Indonesia Study Group
Date & time
In 2015, the Indonesian Government rolled a new scheme of transfer called ‘Village Fund’, based on the Law 6/2014 (known as the Village Law). The scheme requires the Central Government to allocate funding of at least 10 per cent on top of inter-governmental transfers to provinces and districts. The objective is to help the village governments finance development, community empowerment and other social activities at the regional level. It is expected to reduce infrastructure gaps between rural and urban areas, increase the access of rural population to local services, and finally improve social welfare and reduce poverty in rural areas. Since it involves a big amount of money, this program marked the beginning of what is known as the ‘second wave of fiscal decentralisation’. The fund has increased every year and reached Rp 60 trillion in 2018.
In this paper, I discuss the implementation of this Village Fund program and its impact on social welfare and poverty eradication in rural Indonesia. In particular, I examine (1) the formula of village fund allocation and its distribution by region as well as by districts, (2) how the village fund is actually allocated and utilized, and (3) the extent to which the village fund affects poverty and welfare of rural people.

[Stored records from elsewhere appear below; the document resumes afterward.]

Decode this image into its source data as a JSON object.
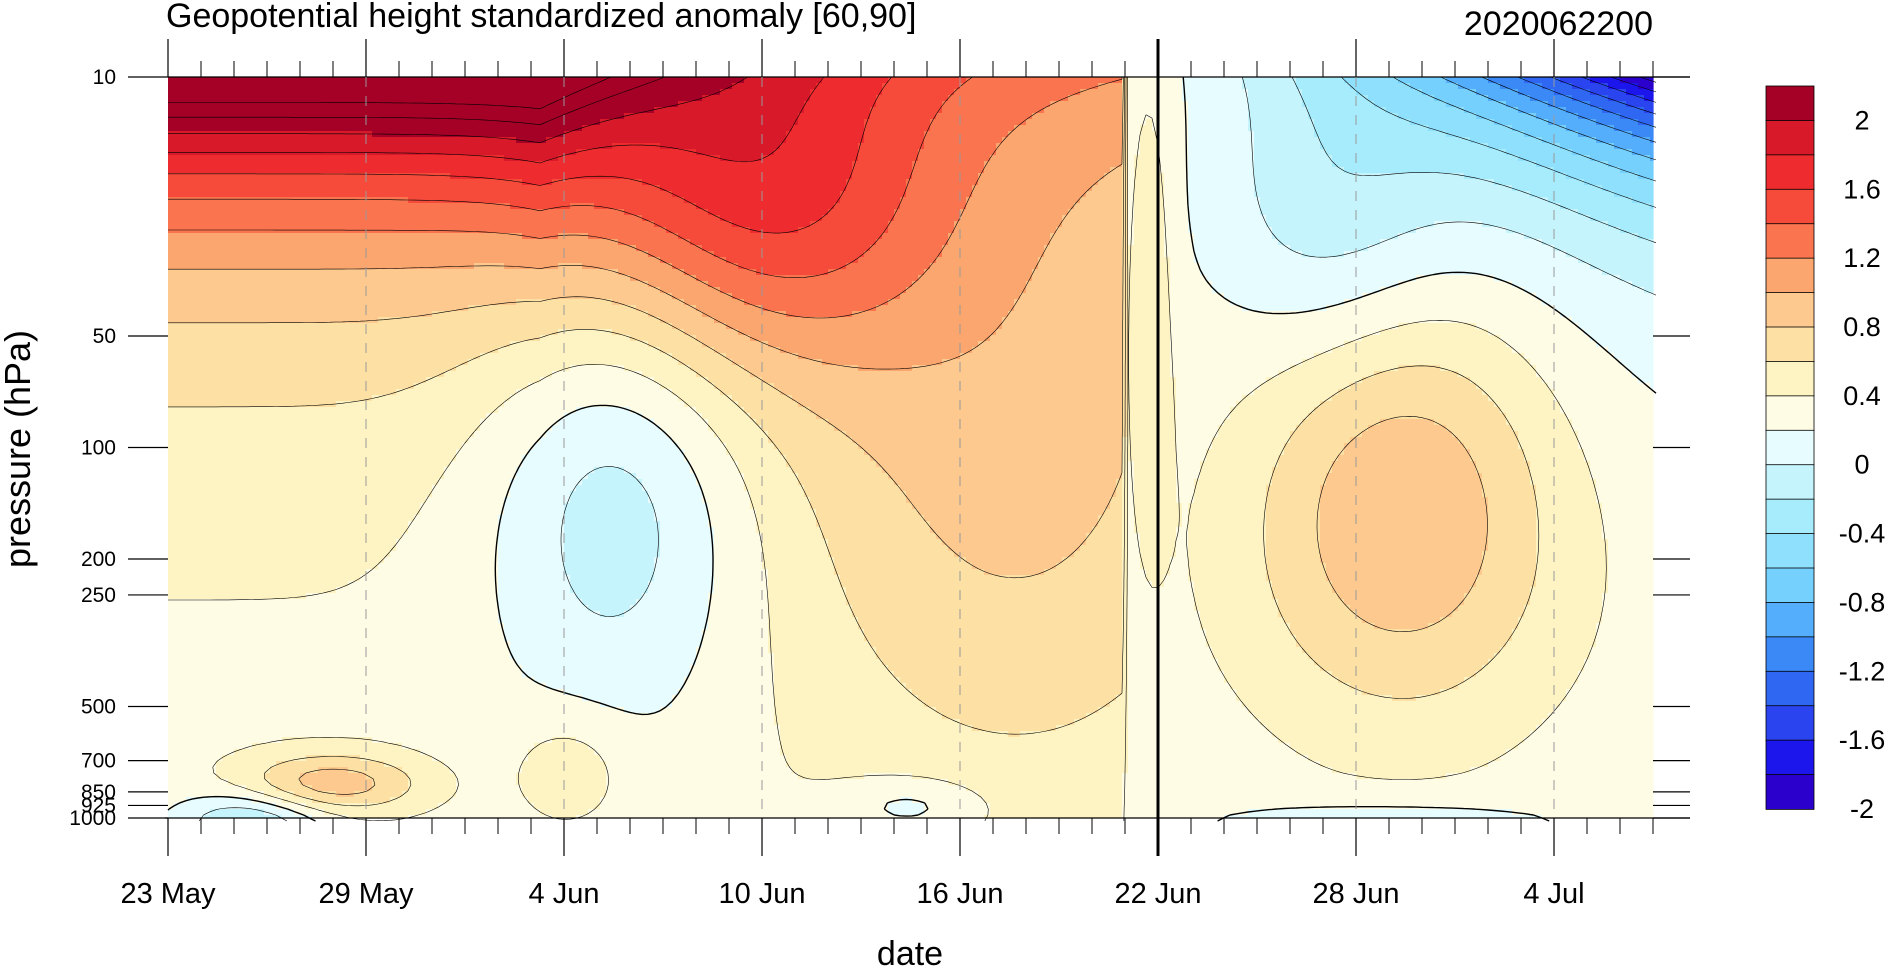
{
  "chart_data": {
    "type": "heatmap",
    "title": "Geopotential height standardized anomaly [60,90]",
    "date_label": "2020062200",
    "xlabel": "date",
    "ylabel": "pressure (hPa)",
    "x_ticks": [
      "23 May",
      "29 May",
      "4 Jun",
      "10 Jun",
      "16 Jun",
      "22 Jun",
      "28 Jun",
      "4 Jul"
    ],
    "x_tick_day_offsets": [
      0,
      6,
      12,
      18,
      24,
      30,
      36,
      42
    ],
    "x_range_days": [
      0,
      45
    ],
    "current_date_offset": 30,
    "y_scale": "log",
    "y_ticks": [
      "10",
      "50",
      "100",
      "200",
      "250",
      "500",
      "700",
      "850",
      "925",
      "1000"
    ],
    "y_tick_values": [
      10,
      50,
      100,
      200,
      250,
      500,
      700,
      850,
      925,
      1000
    ],
    "y_range": [
      10,
      1000
    ],
    "levels": [
      -2.2,
      -2,
      -1.8,
      -1.6,
      -1.4,
      -1.2,
      -1,
      -0.8,
      -0.6,
      -0.4,
      -0.2,
      0,
      0.2,
      0.4,
      0.6,
      0.8,
      1,
      1.2,
      1.4,
      1.6,
      1.8,
      2,
      2.2
    ],
    "colorbar_labels": [
      "2",
      "1.6",
      "1.2",
      "0.8",
      "0.4",
      "0",
      "-0.4",
      "-0.8",
      "-1.2",
      "-1.6",
      "-2"
    ],
    "colorbar_colors": [
      "#a50026",
      "#d7192a",
      "#ee2b2e",
      "#f64a3b",
      "#f9744f",
      "#fba66f",
      "#fdc98f",
      "#fde1a4",
      "#fef4c3",
      "#fffce6",
      "#e6fcfe",
      "#c5f4fc",
      "#a6ecfc",
      "#8fe0fc",
      "#75d0fd",
      "#54aefb",
      "#3b89f6",
      "#2f66f2",
      "#2a44f0",
      "#1c16ec",
      "#2c00cc"
    ]
  }
}
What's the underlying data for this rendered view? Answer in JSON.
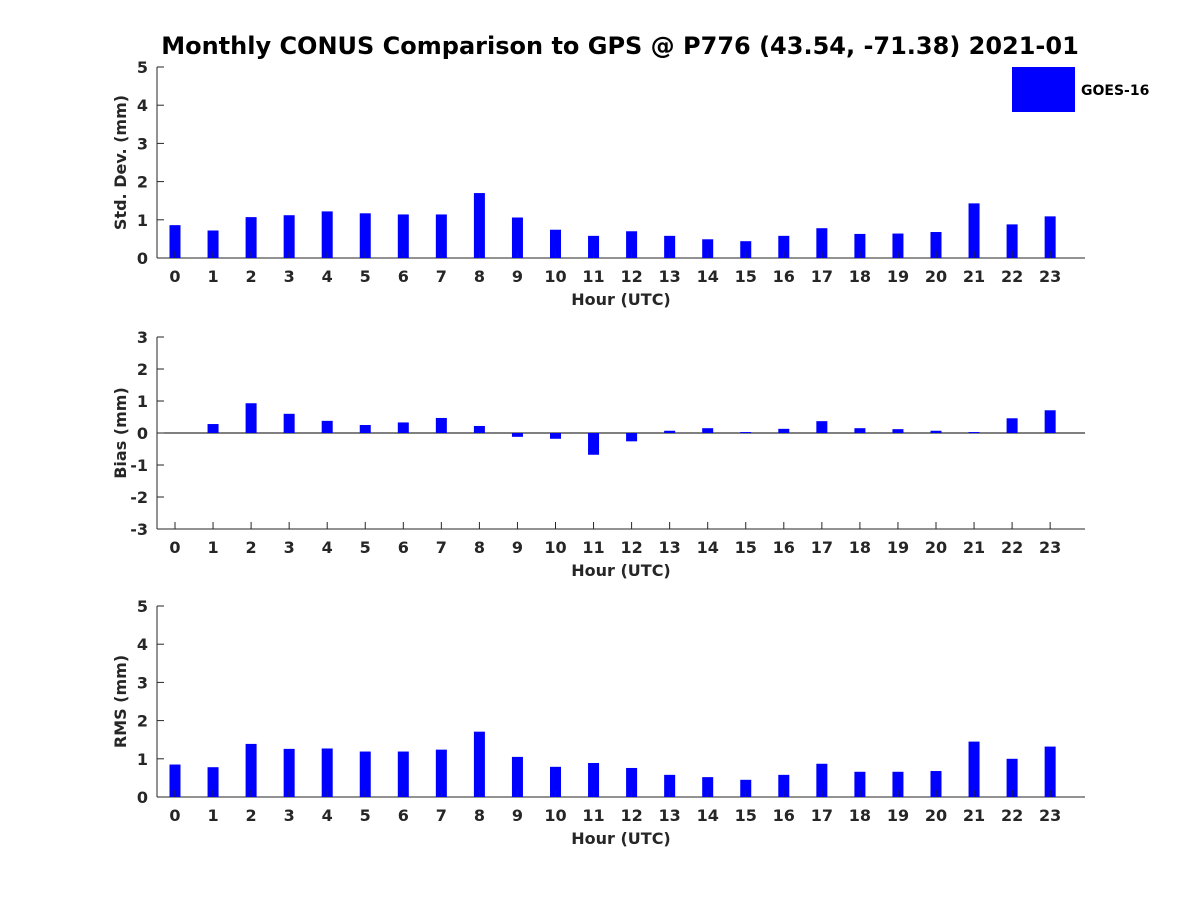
{
  "title": "Monthly CONUS Comparison to GPS @ P776 (43.54, -71.38) 2021-01",
  "colors": {
    "bar": "#0000ff",
    "axis": "#262626",
    "background": "#ffffff"
  },
  "legend": {
    "label": "GOES-16",
    "placement": "top-right"
  },
  "chart_data": [
    {
      "type": "bar",
      "title": "Monthly CONUS Comparison to GPS @ P776 (43.54, -71.38) 2021-01",
      "xlabel": "Hour (UTC)",
      "ylabel": "Std. Dev. (mm)",
      "categories": [
        "0",
        "1",
        "2",
        "3",
        "4",
        "5",
        "6",
        "7",
        "8",
        "9",
        "10",
        "11",
        "12",
        "13",
        "14",
        "15",
        "16",
        "17",
        "18",
        "19",
        "20",
        "21",
        "22",
        "23"
      ],
      "series": [
        {
          "name": "GOES-16",
          "values": [
            0.86,
            0.72,
            1.07,
            1.12,
            1.22,
            1.17,
            1.14,
            1.14,
            1.7,
            1.06,
            0.74,
            0.58,
            0.7,
            0.58,
            0.49,
            0.44,
            0.58,
            0.78,
            0.63,
            0.64,
            0.68,
            1.43,
            0.88,
            1.09
          ]
        }
      ],
      "ylim": [
        0,
        5
      ],
      "yticks": [
        0,
        1,
        2,
        3,
        4,
        5
      ]
    },
    {
      "type": "bar",
      "xlabel": "Hour (UTC)",
      "ylabel": "Bias (mm)",
      "categories": [
        "0",
        "1",
        "2",
        "3",
        "4",
        "5",
        "6",
        "7",
        "8",
        "9",
        "10",
        "11",
        "12",
        "13",
        "14",
        "15",
        "16",
        "17",
        "18",
        "19",
        "20",
        "21",
        "22",
        "23"
      ],
      "series": [
        {
          "name": "GOES-16",
          "values": [
            0.0,
            0.28,
            0.93,
            0.6,
            0.38,
            0.25,
            0.33,
            0.47,
            0.22,
            -0.12,
            -0.18,
            -0.68,
            -0.26,
            0.07,
            0.15,
            0.03,
            0.13,
            0.37,
            0.15,
            0.12,
            0.07,
            0.03,
            0.46,
            0.71
          ]
        }
      ],
      "ylim": [
        -3,
        3
      ],
      "yticks": [
        -3,
        -2,
        -1,
        0,
        1,
        2,
        3
      ]
    },
    {
      "type": "bar",
      "xlabel": "Hour (UTC)",
      "ylabel": "RMS (mm)",
      "categories": [
        "0",
        "1",
        "2",
        "3",
        "4",
        "5",
        "6",
        "7",
        "8",
        "9",
        "10",
        "11",
        "12",
        "13",
        "14",
        "15",
        "16",
        "17",
        "18",
        "19",
        "20",
        "21",
        "22",
        "23"
      ],
      "series": [
        {
          "name": "GOES-16",
          "values": [
            0.85,
            0.78,
            1.39,
            1.26,
            1.27,
            1.19,
            1.19,
            1.24,
            1.71,
            1.05,
            0.79,
            0.89,
            0.76,
            0.58,
            0.52,
            0.45,
            0.58,
            0.87,
            0.66,
            0.66,
            0.68,
            1.45,
            1.0,
            1.32
          ]
        }
      ],
      "ylim": [
        0,
        5
      ],
      "yticks": [
        0,
        1,
        2,
        3,
        4,
        5
      ]
    }
  ]
}
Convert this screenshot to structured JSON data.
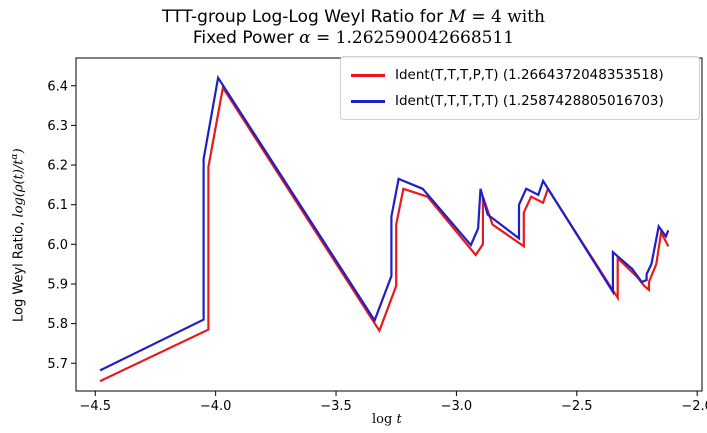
{
  "chart_data": {
    "type": "line",
    "title_prefix": "TTT-group Log-Log Weyl Ratio for ",
    "title_var": "M",
    "title_eq": " = 4 with",
    "title_line2_prefix": "Fixed Power ",
    "title_alpha": "α",
    "title_alpha_value": " = 1.262590042668511",
    "ylabel_prefix": "Log Weyl Ratio, ",
    "ylabel_math": "log(ρ(t)/t",
    "ylabel_sup": "α",
    "ylabel_close": ")",
    "xlabel_log": "log ",
    "xlabel_var": "t",
    "xlim": [
      -4.58,
      -1.98
    ],
    "ylim": [
      5.63,
      6.47
    ],
    "xticks": [
      -4.5,
      -4.0,
      -3.5,
      -3.0,
      -2.5,
      -2.0
    ],
    "xtick_labels": [
      "−4.5",
      "−4.0",
      "−3.5",
      "−3.0",
      "−2.5",
      "−2.0"
    ],
    "yticks": [
      5.7,
      5.8,
      5.9,
      6.0,
      6.1,
      6.2,
      6.3,
      6.4
    ],
    "ytick_labels": [
      "5.7",
      "5.8",
      "5.9",
      "6.0",
      "6.1",
      "6.2",
      "6.3",
      "6.4"
    ],
    "grid": false,
    "legend_position": "top-right",
    "series": [
      {
        "name": "Ident(T,T,T,P,T) (1.2664372048353518)",
        "color": "#e8191c",
        "x": [
          -4.48,
          -4.03,
          -4.03,
          -3.97,
          -3.32,
          -3.25,
          -3.25,
          -3.22,
          -3.12,
          -2.92,
          -2.89,
          -2.89,
          -2.85,
          -2.72,
          -2.72,
          -2.69,
          -2.64,
          -2.62,
          -2.33,
          -2.33,
          -2.25,
          -2.22,
          -2.2,
          -2.2,
          -2.19,
          -2.17,
          -2.15,
          -2.12
        ],
        "y": [
          5.655,
          5.785,
          6.195,
          6.395,
          5.782,
          5.895,
          6.05,
          6.14,
          6.12,
          5.973,
          6.0,
          6.12,
          6.05,
          5.995,
          6.08,
          6.12,
          6.105,
          6.14,
          5.865,
          5.965,
          5.918,
          5.895,
          5.885,
          5.905,
          5.92,
          5.95,
          6.03,
          5.995
        ]
      },
      {
        "name": "Ident(T,T,T,T,T) (1.2587428805016703)",
        "color": "#1f1fc8",
        "x": [
          -4.48,
          -4.05,
          -4.05,
          -3.99,
          -3.34,
          -3.27,
          -3.27,
          -3.24,
          -3.14,
          -2.94,
          -2.91,
          -2.9,
          -2.87,
          -2.74,
          -2.74,
          -2.71,
          -2.66,
          -2.64,
          -2.35,
          -2.35,
          -2.27,
          -2.23,
          -2.21,
          -2.21,
          -2.19,
          -2.16,
          -2.13,
          -2.12
        ],
        "y": [
          5.682,
          5.81,
          6.215,
          6.42,
          5.808,
          5.92,
          6.07,
          6.165,
          6.14,
          5.998,
          6.04,
          6.14,
          6.075,
          6.015,
          6.1,
          6.14,
          6.125,
          6.16,
          5.88,
          5.98,
          5.938,
          5.905,
          5.91,
          5.925,
          5.95,
          6.045,
          6.02,
          6.035
        ]
      }
    ]
  }
}
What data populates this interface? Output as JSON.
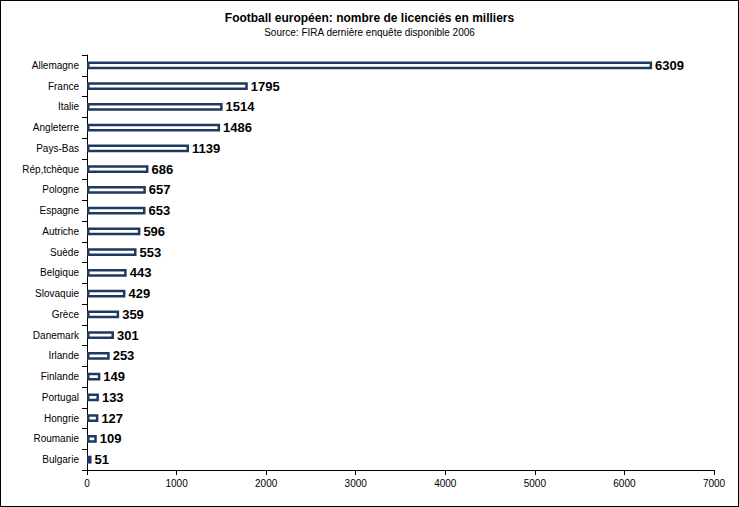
{
  "chart_data": {
    "type": "bar",
    "orientation": "horizontal",
    "title": "Football européen: nombre de licenciés en milliers",
    "subtitle": "Source: FIRA dernière enquête disponible 2006",
    "categories": [
      "Allemagne",
      "France",
      "Italie",
      "Angleterre",
      "Pays-Bas",
      "Rép,tchèque",
      "Pologne",
      "Espagne",
      "Autriche",
      "Suède",
      "Belgique",
      "Slovaquie",
      "Grèce",
      "Danemark",
      "Irlande",
      "Finlande",
      "Portugal",
      "Hongrie",
      "Roumanie",
      "Bulgarie"
    ],
    "values": [
      6309,
      1795,
      1514,
      1486,
      1139,
      686,
      657,
      653,
      596,
      553,
      443,
      429,
      359,
      301,
      253,
      149,
      133,
      127,
      109,
      51
    ],
    "color": "#1f3a60",
    "xlim": [
      0,
      7000
    ],
    "xticks": [
      0,
      1000,
      2000,
      3000,
      4000,
      5000,
      6000,
      7000
    ],
    "grid": false,
    "data_labels": true
  }
}
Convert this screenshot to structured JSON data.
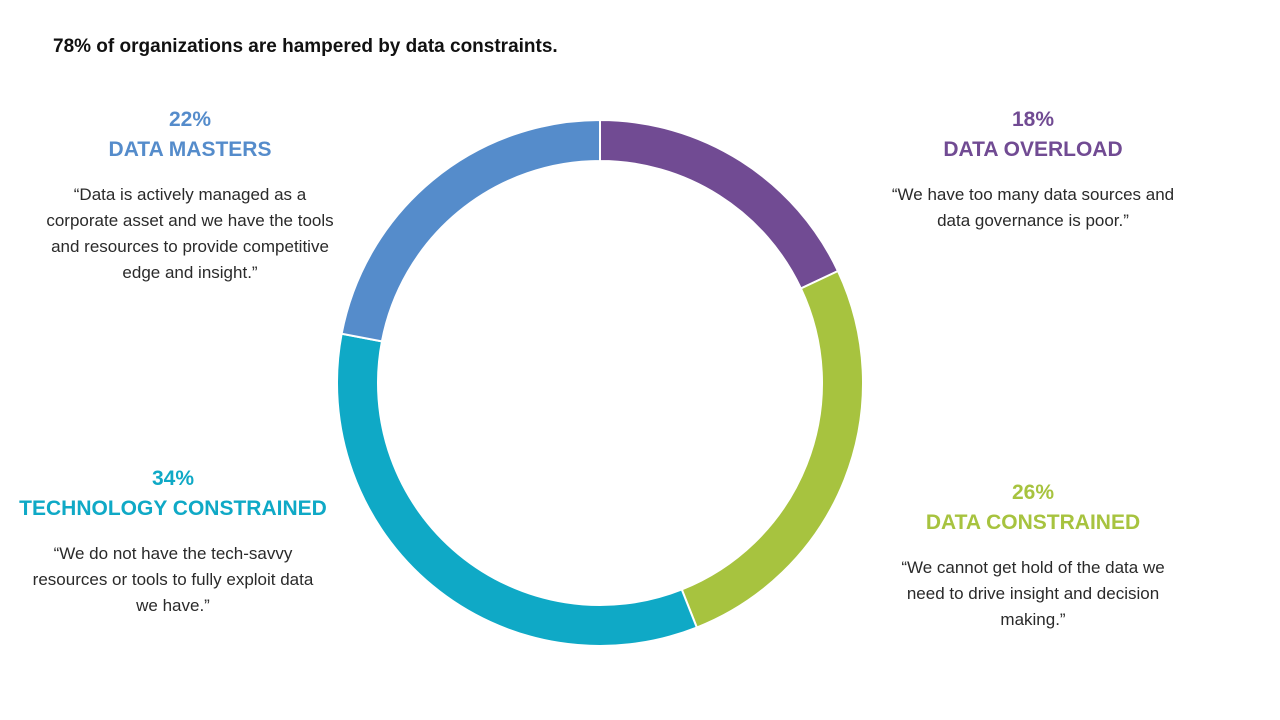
{
  "chart_data": {
    "type": "pie",
    "title": "78% of organizations are hampered by data constraints.",
    "segments": [
      {
        "key": "overload",
        "percent_label": "18%",
        "value": 18,
        "name": "DATA OVERLOAD",
        "quote": "“We have too many data sources and data governance is poor.”",
        "color": "#714b93"
      },
      {
        "key": "constrained",
        "percent_label": "26%",
        "value": 26,
        "name": "DATA CONSTRAINED",
        "quote": "“We cannot get hold of the data we need to drive insight and decision making.”",
        "color": "#a7c33f"
      },
      {
        "key": "technology",
        "percent_label": "34%",
        "value": 34,
        "name": "TECHNOLOGY CONSTRAINED",
        "quote": "“We do not have the tech-savvy resources or tools to fully exploit data we have.”",
        "color": "#0fa9c6"
      },
      {
        "key": "masters",
        "percent_label": "22%",
        "value": 22,
        "name": "DATA MASTERS",
        "quote": "“Data is actively managed as a corporate asset and we have the tools and resources to provide competitive edge and insight.”",
        "color": "#558ccb"
      }
    ]
  }
}
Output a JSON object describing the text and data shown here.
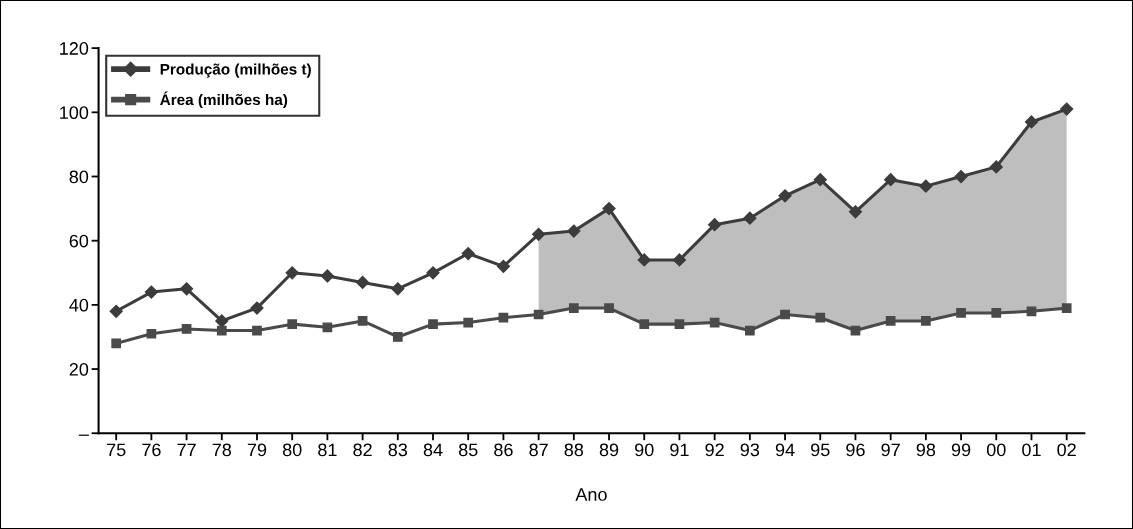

The findings suggest that the way village funds have been allocated and distributed has so far been ineffective in alleviating poverty in rural areas. Although the BPS data shows that 60 per cent of poor households live in rural areas and 50 per cent of them work in the agriculture sector, I find that increasing the funds to rural areas has no correlation with a reduction in rural poverty. This is likely due to the fact that the funds are mainly directed towards village infrastructure development that may not directly provide access to decent work for poor households in rural areas.
Hefrizal Handra is a senior lecturer at Faculty of Economics, Andalas University, Indonesia.